How to algebraically arrive at the conclusion that $(5-1)^{11} \cdot 2 = 2*5 (\cdots) + (-1)^{11}$? This week at uni we was doing modular arithmetic in our math course. In an example our teacher showed us during a lecture, one wanted to find out if the sum of two numbers was dividable by five. 
One of the steps was to write the numbers so that you clearly saw that they were dividable by five. A part of one such example is when you write that
$$(5-1)^{11} \cdot 2 = 2*5 (\cdots) + (-1)^{11}.$$
My question though is, how did he arrive there? I understand the logic, but I do not understand how he arrived there. 

How to algebraically arrive at the conclusion that $(5-1)^{11} \cdot 2 = 2*5 (\cdots) + (-1)^{11}$?

 A: The point of modular arithmetic is to be able to adjust your number system, so that you identify a given number (the modulus) with 'zero'. In this case, you identify 5 with 0, so that $(5 - 1)^{11}$ is just $(0 - 1)^{11} \equiv -1 \pmod{5}$. 
To see things 'algebraically', you can also apply the binomial theorem to the left hand side.

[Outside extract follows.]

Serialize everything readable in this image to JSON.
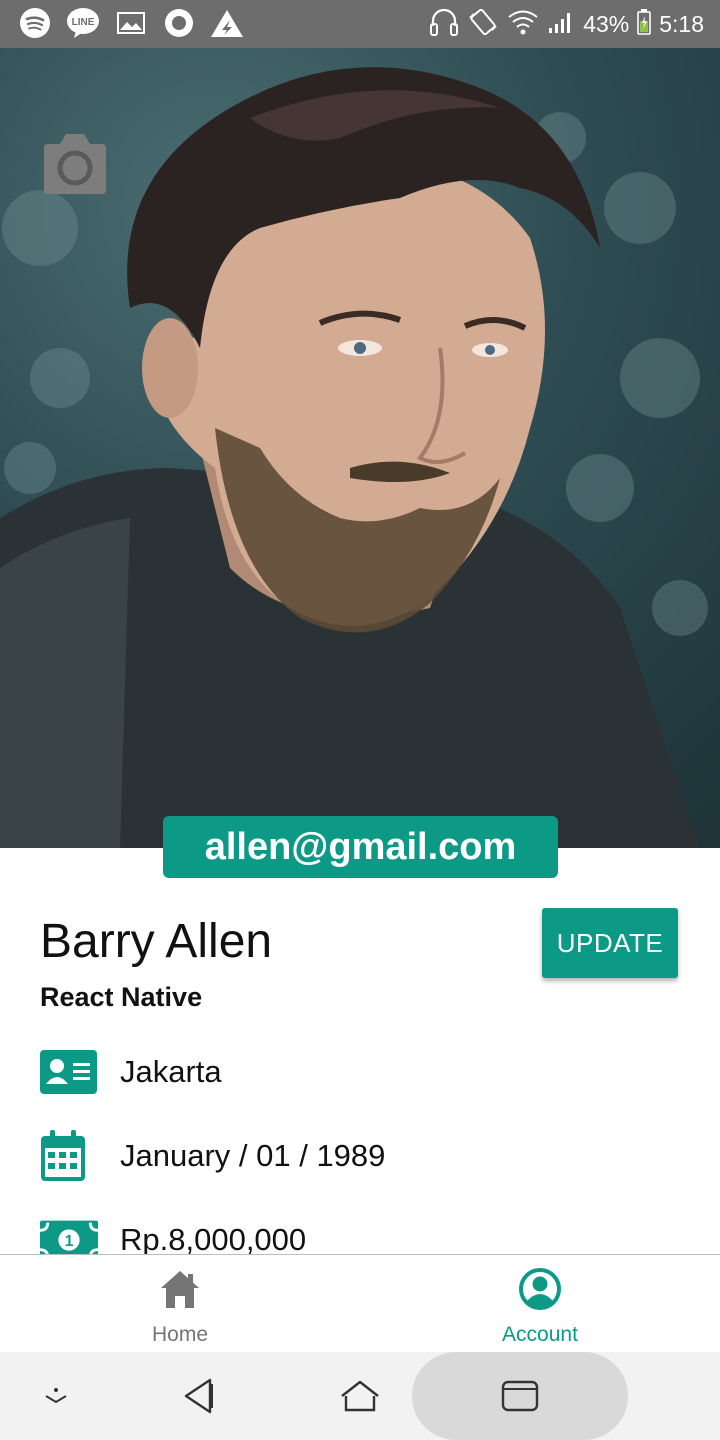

This gives
$\displaystyle (5-1)^{11} = \sum_{j=0}^{11} \binom{11}{j} 5^j (-1)^{11-j}.$
Clearly, for $j \geq 1$ the term $\binom{11}{j} 5^j (-1)^{11-j}$ is divisible by 5. It remains to look at $j=0$, where the term is just $\binom{11}{0} 5^0 (-1)^{11 - 0} = -1$. 

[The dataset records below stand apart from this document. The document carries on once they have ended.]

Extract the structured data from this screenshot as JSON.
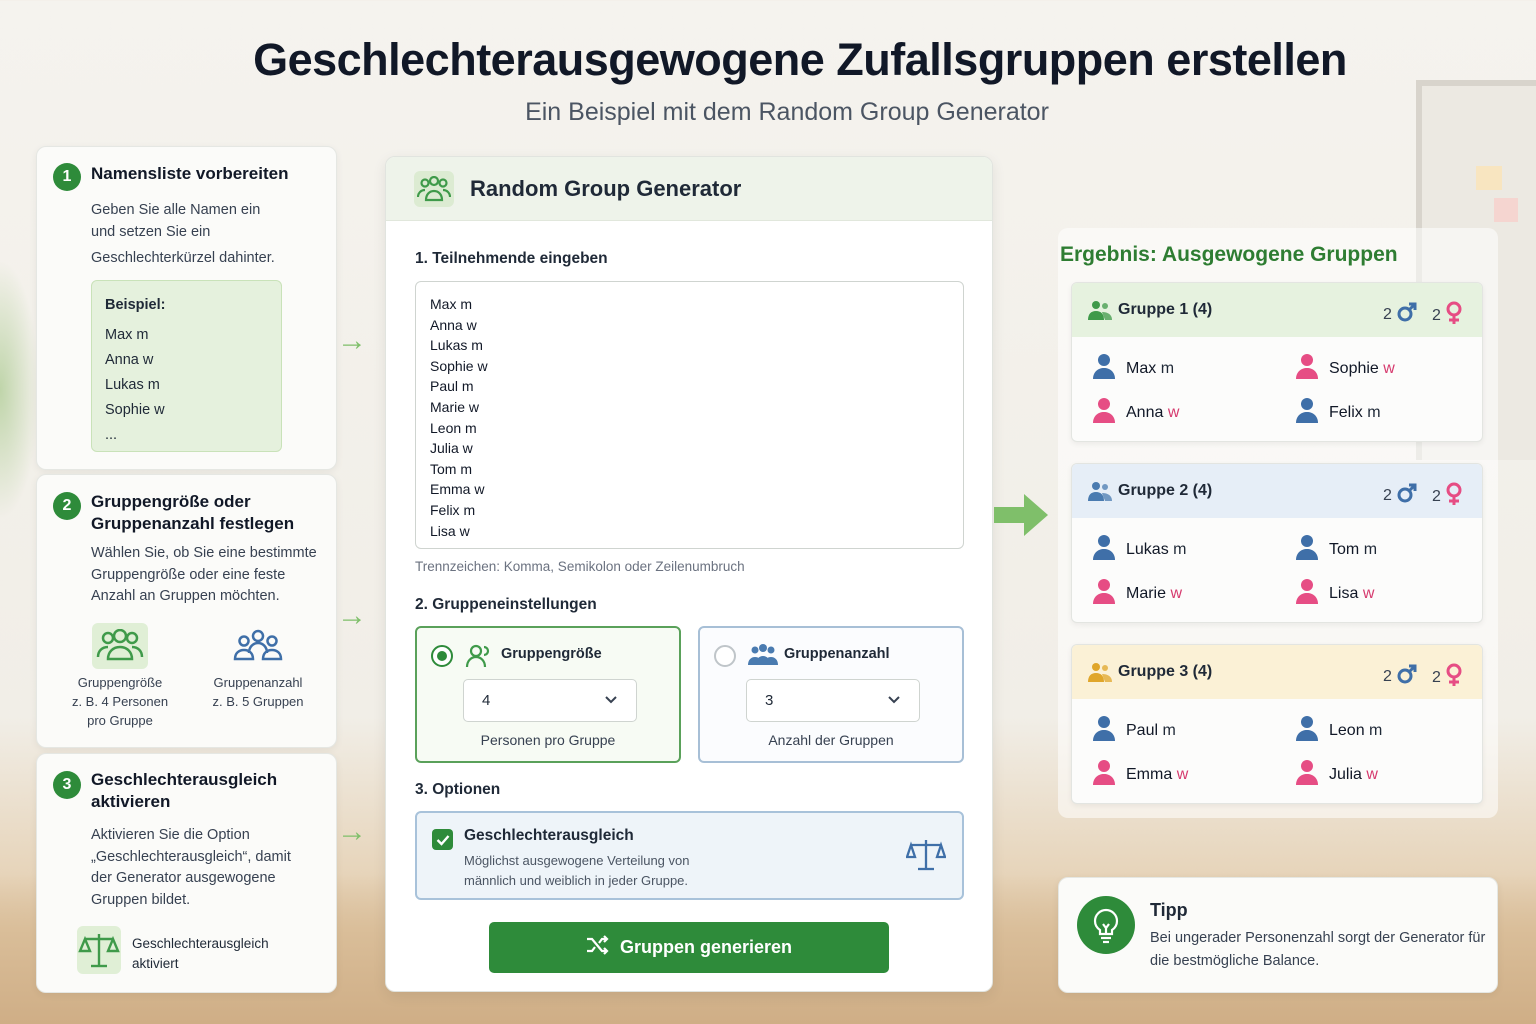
{
  "page": {
    "title": "Geschlechterausgewogene Zufallsgruppen erstellen",
    "subtitle": "Ein Beispiel mit dem Random Group Generator"
  },
  "steps": [
    {
      "number": "1",
      "title": "Namensliste vorbereiten",
      "text_lines": [
        "Geben Sie alle Namen ein",
        "und setzen Sie ein",
        "Geschlechterkürzel dahinter."
      ],
      "example_label": "Beispiel:",
      "example_items": [
        "Max m",
        "Anna w",
        "Lukas m",
        "Sophie w",
        "..."
      ]
    },
    {
      "number": "2",
      "title_lines": [
        "Gruppengröße oder",
        "Gruppenanzahl festlegen"
      ],
      "text_lines": [
        "Wählen Sie, ob Sie eine bestimmte",
        "Gruppengröße oder eine feste",
        "Anzahl an Gruppen möchten."
      ],
      "option_a": {
        "lines": [
          "Gruppengröße",
          "z. B. 4 Personen",
          "pro Gruppe"
        ]
      },
      "option_b": {
        "lines": [
          "Gruppenanzahl",
          "z. B. 5 Gruppen"
        ]
      }
    },
    {
      "number": "3",
      "title_lines": [
        "Geschlechterausgleich",
        "aktivieren"
      ],
      "text_lines": [
        "Aktivieren Sie die Option",
        "„Geschlechterausgleich“, damit",
        "der Generator ausgewogene",
        "Gruppen bildet."
      ],
      "status_lines": [
        "Geschlechterausgleich",
        "aktiviert"
      ]
    }
  ],
  "app": {
    "title": "Random Group Generator",
    "section1_label": "1. Teilnehmende eingeben",
    "participants": [
      "Max m",
      "Anna w",
      "Lukas m",
      "Sophie w",
      "Paul m",
      "Marie w",
      "Leon m",
      "Julia w",
      "Tom m",
      "Emma w",
      "Felix m",
      "Lisa w"
    ],
    "separator_hint": "Trennzeichen: Komma, Semikolon oder Zeilenumbruch",
    "section2_label": "2. Gruppeneinstellungen",
    "group_size": {
      "label": "Gruppengröße",
      "value": "4",
      "caption": "Personen pro Gruppe",
      "selected": true
    },
    "group_count": {
      "label": "Gruppenanzahl",
      "value": "3",
      "caption": "Anzahl der Gruppen",
      "selected": false
    },
    "section3_label": "3. Optionen",
    "gender_balance": {
      "label": "Geschlechterausgleich",
      "desc_lines": [
        "Möglichst ausgewogene Verteilung von",
        "männlich und weiblich in jeder Gruppe."
      ],
      "checked": true
    },
    "generate_button": "Gruppen generieren"
  },
  "results": {
    "title": "Ergebnis: Ausgewogene Gruppen",
    "groups": [
      {
        "name": "Gruppe 1 (4)",
        "male_count": "2",
        "female_count": "2",
        "color": "#e6f2df",
        "icon_color": "#3f9a4a",
        "members": [
          {
            "name": "Max",
            "gender": "m"
          },
          {
            "name": "Sophie",
            "gender": "w"
          },
          {
            "name": "Anna",
            "gender": "w"
          },
          {
            "name": "Felix",
            "gender": "m"
          }
        ]
      },
      {
        "name": "Gruppe 2 (4)",
        "male_count": "2",
        "female_count": "2",
        "color": "#e6eef7",
        "icon_color": "#4a7bb0",
        "members": [
          {
            "name": "Lukas",
            "gender": "m"
          },
          {
            "name": "Tom",
            "gender": "m"
          },
          {
            "name": "Marie",
            "gender": "w"
          },
          {
            "name": "Lisa",
            "gender": "w"
          }
        ]
      },
      {
        "name": "Gruppe 3 (4)",
        "male_count": "2",
        "female_count": "2",
        "color": "#fbf1d6",
        "icon_color": "#e0a62a",
        "members": [
          {
            "name": "Paul",
            "gender": "m"
          },
          {
            "name": "Leon",
            "gender": "m"
          },
          {
            "name": "Emma",
            "gender": "w"
          },
          {
            "name": "Julia",
            "gender": "w"
          }
        ]
      }
    ]
  },
  "tip": {
    "title": "Tipp",
    "text": "Bei ungerader Personenzahl sorgt der Generator für die bestmögliche Balance."
  },
  "colors": {
    "accent": "#2e8b3a",
    "male": "#3f6fa8",
    "female": "#e64d84"
  }
}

A: The Binomial Theorem states that, where n is a positive integer:
$$(a + b)^n= a^n + (^nC_1)a^{n-1}b + (^nC_2)a^{n-2}b^2 +\cdots+ (^nC_{n-1})ab^{n-1} + b^n$$
Now put $a=5$ and $b=-1$ and you will get your result as,
$$(5 -1)^{11}= 5^{11} + (^{11}C_1)5^{10}{(-1)} + (^{11}C_2)5^{9}{(-1)}^2 +\cdots+ (^{11}C_{10})5{-1}^{10} + {(-1)}^{11}$$
A: $$(a-b)^n=\binom{n}{0}a^n-\binom{n}{1}a^{n-1}b+\cdots +(-1)^n\binom{n}{n}b^n$$where $\binom{n}{k}=\frac{n!}{(n-k)!k!}$. Here you can get a proof of this result. Now, put $a=5,b=1$, and you will get the result.